Monday, Jun. 01, 1942

La Cadena

In separate studios, in CBS's modernistic, mid-Manhattan short-wave headquarters, sit a pair of dark-haired, olive-skinned announcers, their eyes on the red second hands of electric clocks. At the same moment, both begin to speak, one in Portuguese, the other in Spanish. Engineers throw two switches, send the Portuguese commentary splashing out over WCBX for pick-up in Brazil, the Spanish commentary over WCRC and WCDA for rebroadcast in the other Latin countries south of the border. La Cadena de las Americas (The Network of the Americas) is on the air.

In operation experimentally since the first of the year, The Network of the Americas was honored last week by a swank dedicatory dinner at Washington's Carlton Hotel, a 90-minute dedicatory broadcast over the 76 stations of La Cadena and also over the entire CBS domestic circuit.

The dedication broadcast set a neighborly good example for regular broadcasts to follow. From Hollywood came a variety program with Master of Ceremonies Edward G. Robinson manfully speaking side-of-the-mouth Spanish, Ronald Colman, Rita Hayworth (nee Cansino), Jinx Falkenburg and other film figures contributing their best. South American stars in Washington and Manhattan did themselves proud.

The Presidents of Peru, Venezuela and Nicaragua, the Ministers of Mexico and Guatemala (in beautiful Spanish) the Vice President of the United States (in Spanish) and other American officials made proper remarks.

> Said Peru's Dr.
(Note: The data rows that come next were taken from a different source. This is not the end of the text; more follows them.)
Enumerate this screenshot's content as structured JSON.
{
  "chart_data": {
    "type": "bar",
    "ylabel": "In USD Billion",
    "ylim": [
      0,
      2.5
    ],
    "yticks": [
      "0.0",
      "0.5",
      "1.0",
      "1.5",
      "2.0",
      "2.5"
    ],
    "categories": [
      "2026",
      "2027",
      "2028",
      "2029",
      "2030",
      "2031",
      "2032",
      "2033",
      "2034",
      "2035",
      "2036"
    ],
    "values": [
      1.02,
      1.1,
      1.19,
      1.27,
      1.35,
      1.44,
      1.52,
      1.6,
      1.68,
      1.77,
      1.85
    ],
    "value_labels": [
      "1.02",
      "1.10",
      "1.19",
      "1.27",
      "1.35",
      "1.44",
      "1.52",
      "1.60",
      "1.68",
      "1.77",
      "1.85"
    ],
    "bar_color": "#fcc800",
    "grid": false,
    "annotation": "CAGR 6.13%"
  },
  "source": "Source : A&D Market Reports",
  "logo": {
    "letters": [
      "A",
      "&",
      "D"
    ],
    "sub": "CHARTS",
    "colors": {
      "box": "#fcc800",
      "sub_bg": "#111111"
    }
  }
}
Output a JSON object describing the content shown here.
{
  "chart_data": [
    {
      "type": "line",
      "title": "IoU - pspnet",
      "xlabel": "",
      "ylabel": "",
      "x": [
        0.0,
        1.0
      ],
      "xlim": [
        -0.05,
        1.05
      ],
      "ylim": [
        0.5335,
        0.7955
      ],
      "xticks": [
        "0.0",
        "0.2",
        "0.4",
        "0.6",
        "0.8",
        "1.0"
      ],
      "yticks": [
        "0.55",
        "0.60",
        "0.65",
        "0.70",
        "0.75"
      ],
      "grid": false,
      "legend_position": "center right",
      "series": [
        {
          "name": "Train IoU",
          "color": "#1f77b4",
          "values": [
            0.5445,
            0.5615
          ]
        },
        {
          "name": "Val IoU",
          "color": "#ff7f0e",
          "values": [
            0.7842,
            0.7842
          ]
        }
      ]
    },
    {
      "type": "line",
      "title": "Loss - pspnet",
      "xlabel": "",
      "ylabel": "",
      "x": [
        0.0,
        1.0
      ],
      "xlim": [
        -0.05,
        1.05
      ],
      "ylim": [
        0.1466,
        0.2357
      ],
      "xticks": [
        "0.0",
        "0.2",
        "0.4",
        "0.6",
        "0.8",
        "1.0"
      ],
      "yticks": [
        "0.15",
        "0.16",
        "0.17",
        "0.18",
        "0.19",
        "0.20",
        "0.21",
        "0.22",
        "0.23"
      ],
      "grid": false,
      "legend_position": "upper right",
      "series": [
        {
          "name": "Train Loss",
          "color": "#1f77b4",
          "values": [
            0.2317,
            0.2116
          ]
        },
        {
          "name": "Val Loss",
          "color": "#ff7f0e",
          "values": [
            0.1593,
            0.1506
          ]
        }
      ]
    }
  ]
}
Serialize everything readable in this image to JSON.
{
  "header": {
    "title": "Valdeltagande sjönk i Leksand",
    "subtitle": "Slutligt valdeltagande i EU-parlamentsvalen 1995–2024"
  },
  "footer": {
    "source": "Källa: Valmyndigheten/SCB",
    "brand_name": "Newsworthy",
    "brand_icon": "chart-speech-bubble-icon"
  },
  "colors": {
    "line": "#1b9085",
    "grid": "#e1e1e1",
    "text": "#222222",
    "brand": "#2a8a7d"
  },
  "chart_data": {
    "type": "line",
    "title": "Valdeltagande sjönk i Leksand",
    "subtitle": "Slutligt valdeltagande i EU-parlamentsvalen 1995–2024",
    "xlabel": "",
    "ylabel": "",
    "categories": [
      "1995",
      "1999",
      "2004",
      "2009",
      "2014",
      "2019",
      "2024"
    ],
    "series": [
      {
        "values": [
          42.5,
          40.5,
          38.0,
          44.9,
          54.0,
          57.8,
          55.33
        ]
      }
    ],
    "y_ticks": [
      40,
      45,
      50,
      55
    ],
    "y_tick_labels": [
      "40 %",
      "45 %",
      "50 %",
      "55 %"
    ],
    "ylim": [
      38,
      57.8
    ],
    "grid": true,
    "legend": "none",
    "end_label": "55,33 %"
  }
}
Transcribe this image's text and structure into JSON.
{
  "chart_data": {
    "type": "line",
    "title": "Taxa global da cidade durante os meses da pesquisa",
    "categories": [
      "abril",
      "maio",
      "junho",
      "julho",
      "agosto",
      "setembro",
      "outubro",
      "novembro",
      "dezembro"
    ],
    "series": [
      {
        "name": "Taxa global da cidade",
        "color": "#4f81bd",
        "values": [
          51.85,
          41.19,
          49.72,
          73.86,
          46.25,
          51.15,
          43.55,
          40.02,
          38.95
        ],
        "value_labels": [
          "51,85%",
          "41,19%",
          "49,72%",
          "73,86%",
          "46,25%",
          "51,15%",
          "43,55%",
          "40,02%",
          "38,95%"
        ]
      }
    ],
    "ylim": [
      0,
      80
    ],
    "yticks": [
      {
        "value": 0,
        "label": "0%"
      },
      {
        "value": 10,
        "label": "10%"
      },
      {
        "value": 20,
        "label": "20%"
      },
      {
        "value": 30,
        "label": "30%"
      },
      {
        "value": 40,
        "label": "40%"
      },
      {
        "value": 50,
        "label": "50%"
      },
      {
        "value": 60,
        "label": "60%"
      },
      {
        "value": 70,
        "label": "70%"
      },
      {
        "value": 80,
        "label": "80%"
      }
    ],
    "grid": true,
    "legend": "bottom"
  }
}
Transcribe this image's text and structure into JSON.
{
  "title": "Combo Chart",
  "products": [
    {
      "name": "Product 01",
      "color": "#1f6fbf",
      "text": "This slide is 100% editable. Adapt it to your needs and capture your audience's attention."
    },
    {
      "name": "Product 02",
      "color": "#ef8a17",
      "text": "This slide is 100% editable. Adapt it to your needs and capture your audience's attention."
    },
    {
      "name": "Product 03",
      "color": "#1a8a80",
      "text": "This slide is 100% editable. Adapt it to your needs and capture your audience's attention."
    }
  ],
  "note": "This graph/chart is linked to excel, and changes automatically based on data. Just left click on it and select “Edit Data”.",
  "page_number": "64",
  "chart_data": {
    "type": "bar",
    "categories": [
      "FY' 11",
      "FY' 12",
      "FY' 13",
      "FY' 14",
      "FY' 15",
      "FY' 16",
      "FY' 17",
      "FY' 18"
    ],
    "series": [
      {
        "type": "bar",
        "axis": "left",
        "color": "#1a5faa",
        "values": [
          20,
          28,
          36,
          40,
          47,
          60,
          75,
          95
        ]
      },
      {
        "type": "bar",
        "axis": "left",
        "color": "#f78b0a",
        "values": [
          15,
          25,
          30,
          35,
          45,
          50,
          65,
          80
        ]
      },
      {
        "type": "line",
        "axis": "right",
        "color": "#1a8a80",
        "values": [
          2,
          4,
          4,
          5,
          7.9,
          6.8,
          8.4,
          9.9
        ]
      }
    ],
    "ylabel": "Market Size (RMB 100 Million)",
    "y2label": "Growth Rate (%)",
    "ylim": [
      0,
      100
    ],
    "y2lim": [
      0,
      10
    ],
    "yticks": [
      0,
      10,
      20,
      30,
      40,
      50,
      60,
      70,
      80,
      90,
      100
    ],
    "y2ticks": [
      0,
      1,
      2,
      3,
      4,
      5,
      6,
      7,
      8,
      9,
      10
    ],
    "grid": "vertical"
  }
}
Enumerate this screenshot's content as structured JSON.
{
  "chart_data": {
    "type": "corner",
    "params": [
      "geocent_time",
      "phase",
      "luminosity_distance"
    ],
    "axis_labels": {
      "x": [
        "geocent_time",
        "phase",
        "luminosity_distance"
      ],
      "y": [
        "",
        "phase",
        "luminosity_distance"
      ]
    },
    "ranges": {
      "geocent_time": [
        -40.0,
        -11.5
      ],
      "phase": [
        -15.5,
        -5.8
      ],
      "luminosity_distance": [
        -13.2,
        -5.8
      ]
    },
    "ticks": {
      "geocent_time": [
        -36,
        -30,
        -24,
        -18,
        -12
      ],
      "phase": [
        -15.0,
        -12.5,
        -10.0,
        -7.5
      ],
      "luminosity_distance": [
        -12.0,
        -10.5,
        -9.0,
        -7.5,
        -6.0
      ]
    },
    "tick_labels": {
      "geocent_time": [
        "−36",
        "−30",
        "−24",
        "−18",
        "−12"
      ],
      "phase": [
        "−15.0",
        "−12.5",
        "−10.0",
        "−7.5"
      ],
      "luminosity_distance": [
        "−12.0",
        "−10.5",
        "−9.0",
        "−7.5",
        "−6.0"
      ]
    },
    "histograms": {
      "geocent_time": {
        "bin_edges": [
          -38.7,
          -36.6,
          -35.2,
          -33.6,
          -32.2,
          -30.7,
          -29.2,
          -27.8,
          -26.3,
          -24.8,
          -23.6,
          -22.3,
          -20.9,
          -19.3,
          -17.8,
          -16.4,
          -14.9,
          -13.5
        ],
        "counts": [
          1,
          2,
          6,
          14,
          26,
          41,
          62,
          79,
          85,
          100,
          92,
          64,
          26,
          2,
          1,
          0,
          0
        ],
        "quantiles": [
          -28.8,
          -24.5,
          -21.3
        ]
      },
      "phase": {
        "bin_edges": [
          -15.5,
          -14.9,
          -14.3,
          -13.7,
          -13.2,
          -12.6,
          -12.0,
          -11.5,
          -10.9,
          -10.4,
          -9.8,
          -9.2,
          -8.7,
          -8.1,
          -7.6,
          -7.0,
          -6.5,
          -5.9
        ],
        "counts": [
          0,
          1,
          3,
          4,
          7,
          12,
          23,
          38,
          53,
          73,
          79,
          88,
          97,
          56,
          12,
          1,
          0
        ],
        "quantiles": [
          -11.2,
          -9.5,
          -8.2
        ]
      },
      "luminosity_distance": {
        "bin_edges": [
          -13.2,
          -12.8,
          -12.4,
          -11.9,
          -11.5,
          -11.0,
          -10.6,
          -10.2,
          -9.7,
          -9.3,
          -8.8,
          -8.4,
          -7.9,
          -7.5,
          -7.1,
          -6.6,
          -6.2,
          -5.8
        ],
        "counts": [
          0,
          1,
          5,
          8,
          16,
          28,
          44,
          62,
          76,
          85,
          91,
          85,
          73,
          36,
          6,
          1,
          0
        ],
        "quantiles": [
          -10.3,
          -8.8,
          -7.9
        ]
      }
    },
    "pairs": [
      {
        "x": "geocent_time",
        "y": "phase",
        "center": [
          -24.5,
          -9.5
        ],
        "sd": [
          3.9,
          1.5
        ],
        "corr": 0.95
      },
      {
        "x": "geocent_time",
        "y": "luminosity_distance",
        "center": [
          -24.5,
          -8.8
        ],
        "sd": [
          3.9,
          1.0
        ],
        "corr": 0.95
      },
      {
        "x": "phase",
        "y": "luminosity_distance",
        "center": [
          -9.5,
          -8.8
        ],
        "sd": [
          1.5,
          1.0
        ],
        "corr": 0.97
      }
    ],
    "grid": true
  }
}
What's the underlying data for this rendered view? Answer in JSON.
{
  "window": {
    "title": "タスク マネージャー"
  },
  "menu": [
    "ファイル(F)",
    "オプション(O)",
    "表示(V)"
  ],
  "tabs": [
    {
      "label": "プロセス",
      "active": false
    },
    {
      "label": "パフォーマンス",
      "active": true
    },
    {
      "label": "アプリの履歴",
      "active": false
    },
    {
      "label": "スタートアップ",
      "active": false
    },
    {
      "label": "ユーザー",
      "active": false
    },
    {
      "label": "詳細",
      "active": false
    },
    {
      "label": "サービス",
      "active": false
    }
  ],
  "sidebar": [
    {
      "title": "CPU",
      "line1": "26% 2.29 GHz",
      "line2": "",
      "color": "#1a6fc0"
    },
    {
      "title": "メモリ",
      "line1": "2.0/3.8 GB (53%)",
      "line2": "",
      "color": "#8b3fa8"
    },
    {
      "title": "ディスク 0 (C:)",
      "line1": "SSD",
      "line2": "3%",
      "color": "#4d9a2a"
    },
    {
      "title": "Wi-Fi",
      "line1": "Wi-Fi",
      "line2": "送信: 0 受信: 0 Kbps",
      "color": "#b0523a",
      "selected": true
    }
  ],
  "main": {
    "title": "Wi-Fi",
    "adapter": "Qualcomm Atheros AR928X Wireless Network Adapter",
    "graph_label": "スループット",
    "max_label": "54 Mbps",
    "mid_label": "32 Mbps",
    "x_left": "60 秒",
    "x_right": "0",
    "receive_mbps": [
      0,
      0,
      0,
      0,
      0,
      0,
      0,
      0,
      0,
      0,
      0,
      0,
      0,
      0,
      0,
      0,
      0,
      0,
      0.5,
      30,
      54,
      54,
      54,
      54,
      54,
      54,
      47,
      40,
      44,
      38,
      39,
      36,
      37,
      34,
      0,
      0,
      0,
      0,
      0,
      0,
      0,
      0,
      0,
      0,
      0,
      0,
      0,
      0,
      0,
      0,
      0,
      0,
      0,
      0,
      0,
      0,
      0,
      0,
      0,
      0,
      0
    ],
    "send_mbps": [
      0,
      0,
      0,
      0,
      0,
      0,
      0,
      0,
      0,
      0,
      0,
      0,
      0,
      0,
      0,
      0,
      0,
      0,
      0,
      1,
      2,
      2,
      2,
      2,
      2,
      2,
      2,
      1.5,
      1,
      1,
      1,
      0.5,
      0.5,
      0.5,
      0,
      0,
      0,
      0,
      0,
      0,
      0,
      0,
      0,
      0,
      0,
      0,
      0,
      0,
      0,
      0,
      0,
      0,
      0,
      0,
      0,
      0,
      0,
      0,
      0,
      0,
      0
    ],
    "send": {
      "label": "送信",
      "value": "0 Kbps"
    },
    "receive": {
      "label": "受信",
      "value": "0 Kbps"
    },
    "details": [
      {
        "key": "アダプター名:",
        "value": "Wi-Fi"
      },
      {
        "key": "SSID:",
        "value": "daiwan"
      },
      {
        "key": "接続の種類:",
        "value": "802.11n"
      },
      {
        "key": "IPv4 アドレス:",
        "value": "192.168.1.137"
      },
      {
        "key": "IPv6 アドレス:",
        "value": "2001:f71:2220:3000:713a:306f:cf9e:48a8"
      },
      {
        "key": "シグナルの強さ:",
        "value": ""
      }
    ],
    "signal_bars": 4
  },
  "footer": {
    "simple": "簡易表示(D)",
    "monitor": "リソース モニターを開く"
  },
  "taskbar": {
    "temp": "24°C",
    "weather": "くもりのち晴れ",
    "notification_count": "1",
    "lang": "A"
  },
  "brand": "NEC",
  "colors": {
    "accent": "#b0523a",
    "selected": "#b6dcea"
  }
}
Manuel Prado, first South American president to visit the U.S. while in office, in a broadcast from New York: "I am glad to send my greetings to the sister nations of the continent and express to them my profound admiration for the immense effort which the great North American Republic is realizing in behalf of the ideals of democracy. The future shall gratefully remember these heroic moments of the life of humanity when at the cost of much sorrow and sacrifice the great values of civilization and of culture will be cemented."

> Said CBS President Paley: "The propaganda method of democracy is to tell the truth."

> Said Sumner Welles: "You don't have to undertake propaganda in your relations with your friends and your equals when the channels of free communication are open to you. . . ."

Only hitch in the program was the failure of La Cadena to pick up President Rios of Chile, President Baldomir of Uruguay. President Rios canceled.

3,500,000. The main importance of the new network is that it opens a vast field of listeners to U.S. broadcasts. From Mexicali to Cape Horn there are roughly about three and a half million receiving sets, only half of which can pick up short wave. In the past, listeners to the shortwave sets received all the attention of Axis and U.S. broadcasts. Now CBS programs reach South American listeners regularly over their own stations (La Cadena has 46 long-wave, 30 short-wave outlets in Latin America). Each station is contract-bound to present at least one hour of network programs daily.

Under the supervision of Edmund Chester, CBS's silver-haired, green-eyed director of short-wave broadcasts, La Cadena sends seven hours and five minutes of Latin-tailored programs south daily. Chester wants to send news programs that present an accurate picture of the day's developments, cultural shows that present the people of the U.S. as romantics with souls, not as cogs in the national industrial machine.

Bock As Well As Forth. The new network was not laid out to be a one-way street. At present only one regular broadcast originating outside of the U.S. is carried over CBS--a weekly Calling Pan America program--but the network hopes for more. Working mouth in microphone with CBS is Nelson Rockefeller's Office for the Coordination of Inter-American Affairs, which supplies programs and suggestions. For instance, Dr. Julio Barata, Brazilian radio chief (TIME, March 30), now makes a five-minute broadcast daily from Manhattan in which he comments on U.S. news for Brazilian listeners, calls a spade a spade.

For Columbia's President William S. Paley, the dedication of La Cadena last week was the realization of a dream. It was also something of a financial nightmare. Operating at an estimated annual cost of $800,000, the network is entirely noncommercial, probably will sell no advertising until export business revives after the war. CBS profits are purely in pride & joy.